The provision for credit losses was $1.5 million in the third fiscal quarter of 2024, compared to $9.0 million in the same quarter of the prior year. The current quarter provision was driven by increased borrower sensitivity to high interest rates and inflationary pressures in the commercial and industrial portfolio, partially offset by a reduction in the loan portfolio due to the reclassification of a portion of the single-family loans as held for sale.

Outlook

WaFd's management remains optimistic about the company's prospects following the successful integration of the Luther Burbank acquisition. The company expects to continue benefiting from the expanded geographic footprint and customer base, as well as the increased scale and efficiency of the combined operations.

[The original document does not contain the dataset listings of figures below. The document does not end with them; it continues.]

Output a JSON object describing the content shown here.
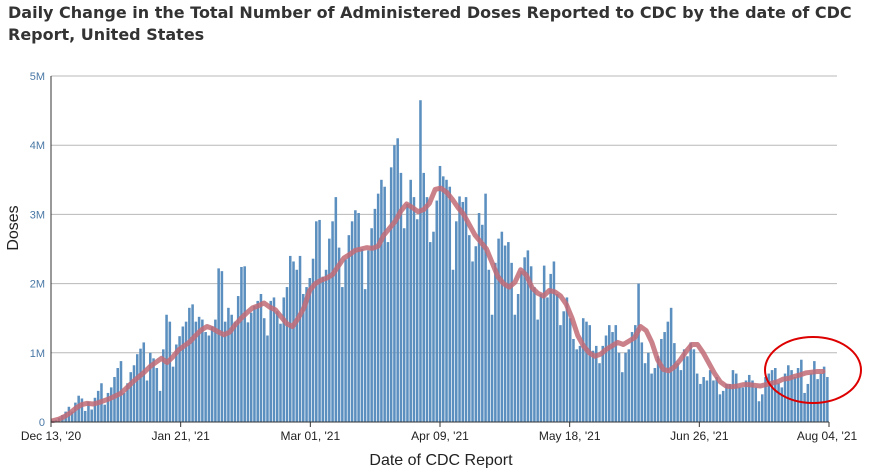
{
  "chart_data": {
    "type": "bar",
    "title": "Daily Change in the Total Number of Administered Doses Reported to CDC by the date of CDC Report, United States",
    "xlabel": "Date of CDC Report",
    "ylabel": "Doses",
    "y_ticks": [
      "0",
      "1M",
      "2M",
      "3M",
      "4M",
      "5M"
    ],
    "ylim": [
      0,
      5000000
    ],
    "x_ticks": [
      "Dec 13, '20",
      "Jan 21, '21",
      "Mar 01, '21",
      "Apr 09, '21",
      "May 18, '21",
      "Jun 26, '21",
      "Aug 04, '21"
    ],
    "x_range": [
      "2020-12-13",
      "2021-08-04"
    ],
    "grid": "horizontal",
    "colors": {
      "bars": "#5b8fbf",
      "average_line": "#c26b75",
      "highlight_circle": "#dd0000"
    },
    "series": [
      {
        "type": "bar",
        "values": [
          20000,
          30000,
          60000,
          100000,
          150000,
          220000,
          150000,
          280000,
          380000,
          340000,
          160000,
          290000,
          180000,
          350000,
          450000,
          560000,
          250000,
          420000,
          500000,
          650000,
          780000,
          880000,
          420000,
          560000,
          720000,
          820000,
          980000,
          1060000,
          1150000,
          600000,
          1000000,
          920000,
          780000,
          450000,
          1050000,
          1550000,
          1450000,
          800000,
          1120000,
          1240000,
          1380000,
          1450000,
          1650000,
          1700000,
          1450000,
          1520000,
          1480000,
          1300000,
          1250000,
          1380000,
          1480000,
          2220000,
          2180000,
          1450000,
          1650000,
          1550000,
          1450000,
          1820000,
          2240000,
          2250000,
          1440000,
          1580000,
          1680000,
          1750000,
          1850000,
          1500000,
          1250000,
          1750000,
          1800000,
          1600000,
          1420000,
          1800000,
          1950000,
          2400000,
          2320000,
          2200000,
          2400000,
          1850000,
          1950000,
          2080000,
          2360000,
          2900000,
          2920000,
          2100000,
          2200000,
          2650000,
          2900000,
          3250000,
          2520000,
          1950000,
          2350000,
          2700000,
          2900000,
          3060000,
          3020000,
          2500000,
          1920000,
          2480000,
          2800000,
          3080000,
          3300000,
          3500000,
          3400000,
          2600000,
          3680000,
          4000000,
          4100000,
          3600000,
          2800000,
          3150000,
          3500000,
          3250000,
          2930000,
          4650000,
          3600000,
          3250000,
          2600000,
          2750000,
          3200000,
          3700000,
          3550000,
          3500000,
          3400000,
          2200000,
          2900000,
          3260000,
          3180000,
          3250000,
          2700000,
          2320000,
          2540000,
          3020000,
          2850000,
          3300000,
          2200000,
          1550000,
          2300000,
          2650000,
          2750000,
          2550000,
          2600000,
          2300000,
          1550000,
          1850000,
          2180000,
          2380000,
          2480000,
          2250000,
          1950000,
          1480000,
          1850000,
          2260000,
          1800000,
          2140000,
          2320000,
          1850000,
          1400000,
          1600000,
          1800000,
          1500000,
          1200000,
          1050000,
          1100000,
          1500000,
          1450000,
          1400000,
          1030000,
          1100000,
          850000,
          1100000,
          1250000,
          1400000,
          1300000,
          1400000,
          1000000,
          720000,
          1000000,
          1050000,
          1300000,
          1400000,
          2000000,
          1150000,
          850000,
          1000000,
          700000,
          780000,
          950000,
          1200000,
          1300000,
          1450000,
          1650000,
          1140000,
          850000,
          750000,
          1050000,
          950000,
          1150000,
          1050000,
          700000,
          550000,
          650000,
          600000,
          750000,
          600000,
          650000,
          400000,
          450000,
          550000,
          550000,
          750000,
          700000,
          500000,
          500000,
          600000,
          680000,
          600000,
          500000,
          300000,
          400000,
          650000,
          700000,
          750000,
          780000,
          560000,
          500000,
          700000,
          820000,
          750000,
          650000,
          780000,
          900000,
          420000,
          550000,
          700000,
          880000,
          620000,
          700000,
          800000,
          650000
        ]
      },
      {
        "type": "line",
        "kind": "moving-average",
        "values": [
          20000,
          40000,
          80000,
          130000,
          200000,
          250000,
          270000,
          260000,
          280000,
          310000,
          340000,
          380000,
          420000,
          500000,
          580000,
          650000,
          720000,
          800000,
          860000,
          920000,
          860000,
          940000,
          1040000,
          1100000,
          1160000,
          1250000,
          1330000,
          1380000,
          1350000,
          1300000,
          1260000,
          1300000,
          1410000,
          1500000,
          1580000,
          1650000,
          1680000,
          1720000,
          1660000,
          1620000,
          1520000,
          1420000,
          1380000,
          1500000,
          1650000,
          1900000,
          2000000,
          2050000,
          2080000,
          2130000,
          2250000,
          2370000,
          2420000,
          2480000,
          2500000,
          2520000,
          2510000,
          2540000,
          2700000,
          2800000,
          2900000,
          3050000,
          3150000,
          3100000,
          3040000,
          3070000,
          3160000,
          3360000,
          3380000,
          3320000,
          3220000,
          3100000,
          3000000,
          2850000,
          2700000,
          2600000,
          2500000,
          2300000,
          2100000,
          2000000,
          1950000,
          2020000,
          2200000,
          2120000,
          1940000,
          1860000,
          1820000,
          1900000,
          1880000,
          1820000,
          1700000,
          1500000,
          1250000,
          1100000,
          1000000,
          950000,
          980000,
          1050000,
          1100000,
          1150000,
          1120000,
          1170000,
          1220000,
          1380000,
          1320000,
          1150000,
          900000,
          760000,
          740000,
          800000,
          900000,
          1020000,
          1120000,
          1120000,
          1000000,
          850000,
          700000,
          580000,
          520000,
          510000,
          520000,
          540000,
          540000,
          530000,
          520000,
          540000,
          560000,
          580000,
          620000,
          630000,
          660000,
          680000,
          710000,
          720000,
          730000,
          730000
        ]
      }
    ]
  }
}
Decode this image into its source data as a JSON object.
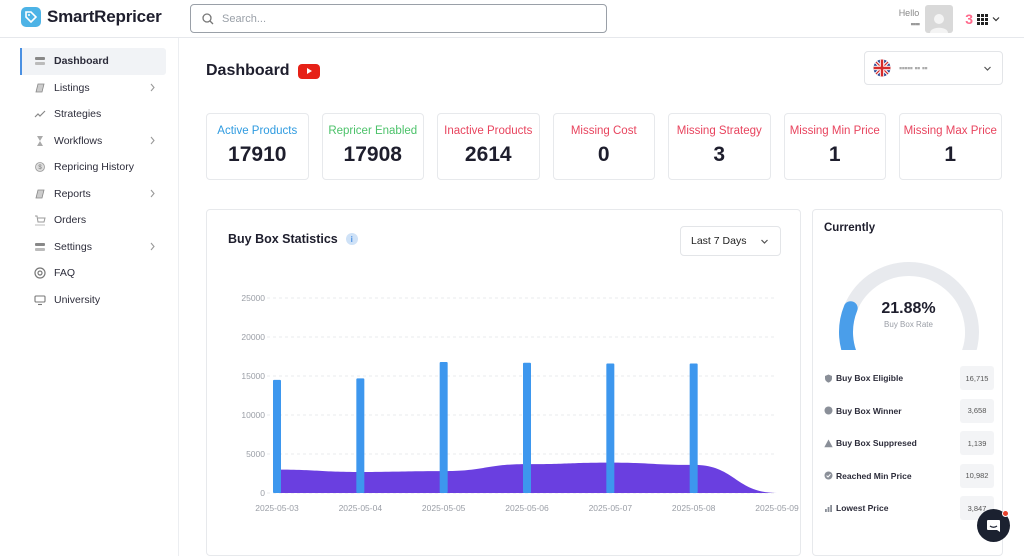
{
  "app": {
    "name": "SmartRepricer"
  },
  "search": {
    "placeholder": "Search..."
  },
  "user": {
    "greeting": "Hello",
    "name_obscured": "▪▪▪▪"
  },
  "sidebar": {
    "items": [
      {
        "label": "Dashboard",
        "icon": "dashboard-icon",
        "active": true,
        "has_children": false
      },
      {
        "label": "Listings",
        "icon": "listings-icon",
        "active": false,
        "has_children": true
      },
      {
        "label": "Strategies",
        "icon": "strategies-icon",
        "active": false,
        "has_children": false
      },
      {
        "label": "Workflows",
        "icon": "hourglass-icon",
        "active": false,
        "has_children": true
      },
      {
        "label": "Repricing History",
        "icon": "history-icon",
        "active": false,
        "has_children": false
      },
      {
        "label": "Reports",
        "icon": "reports-icon",
        "active": false,
        "has_children": true
      },
      {
        "label": "Orders",
        "icon": "orders-icon",
        "active": false,
        "has_children": false
      },
      {
        "label": "Settings",
        "icon": "settings-icon",
        "active": false,
        "has_children": true
      },
      {
        "label": "FAQ",
        "icon": "lifebuoy-icon",
        "active": false,
        "has_children": false
      },
      {
        "label": "University",
        "icon": "monitor-icon",
        "active": false,
        "has_children": false
      }
    ]
  },
  "page": {
    "title": "Dashboard"
  },
  "marketplace": {
    "name_obscured": "▪▪▪▪▪ ▪▪ ▪▪"
  },
  "stats": [
    {
      "label": "Active Products",
      "value": "17910",
      "color": "#2f9be0"
    },
    {
      "label": "Repricer Enabled",
      "value": "17908",
      "color": "#4cc26a"
    },
    {
      "label": "Inactive Products",
      "value": "2614",
      "color": "#e8445e"
    },
    {
      "label": "Missing Cost",
      "value": "0",
      "color": "#e8445e"
    },
    {
      "label": "Missing Strategy",
      "value": "3",
      "color": "#e8445e"
    },
    {
      "label": "Missing Min Price",
      "value": "1",
      "color": "#e8445e"
    },
    {
      "label": "Missing Max Price",
      "value": "1",
      "color": "#e8445e"
    }
  ],
  "buybox": {
    "title": "Buy Box Statistics",
    "range": "Last 7 Days"
  },
  "chart_data": {
    "type": "bar",
    "categories": [
      "2025-05-03",
      "2025-05-04",
      "2025-05-05",
      "2025-05-06",
      "2025-05-07",
      "2025-05-08",
      "2025-05-09"
    ],
    "series": [
      {
        "type": "bar",
        "values": [
          14500,
          14700,
          16800,
          16700,
          16600,
          16600,
          0
        ],
        "color": "#3d97ee"
      },
      {
        "type": "area",
        "values": [
          3000,
          2700,
          2800,
          3700,
          3900,
          3600,
          0
        ],
        "color": "#6a3fe0"
      }
    ],
    "yticks": [
      0,
      5000,
      10000,
      15000,
      20000,
      25000
    ],
    "ylim": [
      0,
      25000
    ],
    "grid": true
  },
  "currently": {
    "title": "Currently",
    "rate": "21.88%",
    "rate_fraction": 0.2188,
    "rate_label": "Buy Box Rate",
    "metrics": [
      {
        "label": "Buy Box Eligible",
        "value": "16,715",
        "icon": "shield-icon"
      },
      {
        "label": "Buy Box Winner",
        "value": "3,658",
        "icon": "award-icon"
      },
      {
        "label": "Buy Box Suppresed",
        "value": "1,139",
        "icon": "warning-icon"
      },
      {
        "label": "Reached Min Price",
        "value": "10,982",
        "icon": "check-circle-icon"
      },
      {
        "label": "Lowest Price",
        "value": "3,847",
        "icon": "bars-icon"
      }
    ]
  },
  "colors": {
    "accent": "#4a90e2",
    "danger": "#e8445e",
    "bar": "#3d97ee",
    "area": "#6a3fe0"
  }
}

The company has provided the following guidance for the remainder of fiscal 2024: - Net interest margin is expected to improve from the current level of 2.56% as the company deploys the liquidity from the loan sales into higher-yielding assets. - Credit quality is anticipated to remain strong, with non-performing assets expected to remain below 0.30% of total assets. - The company plans to continue its disciplined approach to loan growth, focusing on commercial lending opportunities that align with its risk appetite. - The integration of Luther Burbank's operations is progressing well, and the company expects to realize the anticipated cost savings and revenue synergies from the acquisition.

Risks and Challenges

While WaFd's performance has been strong, the company faces several risks and challenges that investors should consider: - Continued economic uncertainty and the potential for a recession could impact the company's loan portfolio and asset quality. - Rising interest rates and inflationary pressures may squeeze net interest margins and put pressure on borrowers. - The integration of Luther Burbank's operations could face unexpected challenges or delays, which could impact the realization of anticipated synergies. - Increased competition in the banking industry, particularly in the California market, could impact the company's ability to grow its customer base and maintain market share. - Regulatory changes or increased compliance requirements could increase the company's operating costs and administrative burden.

Conclusion

WaFd, Inc. has delivered solid quarterly results, highlighting the successful integration of the Luther Burbank acquisition. The company's expanded geographic footprint, diversified loan portfolio, and strong liquidity position provide a solid foundation for future growth. While the company faces some risks and challenges, its experienced management team and disciplined approach to operations position it well to navigate the current economic environment and continue delivering value to shareholders.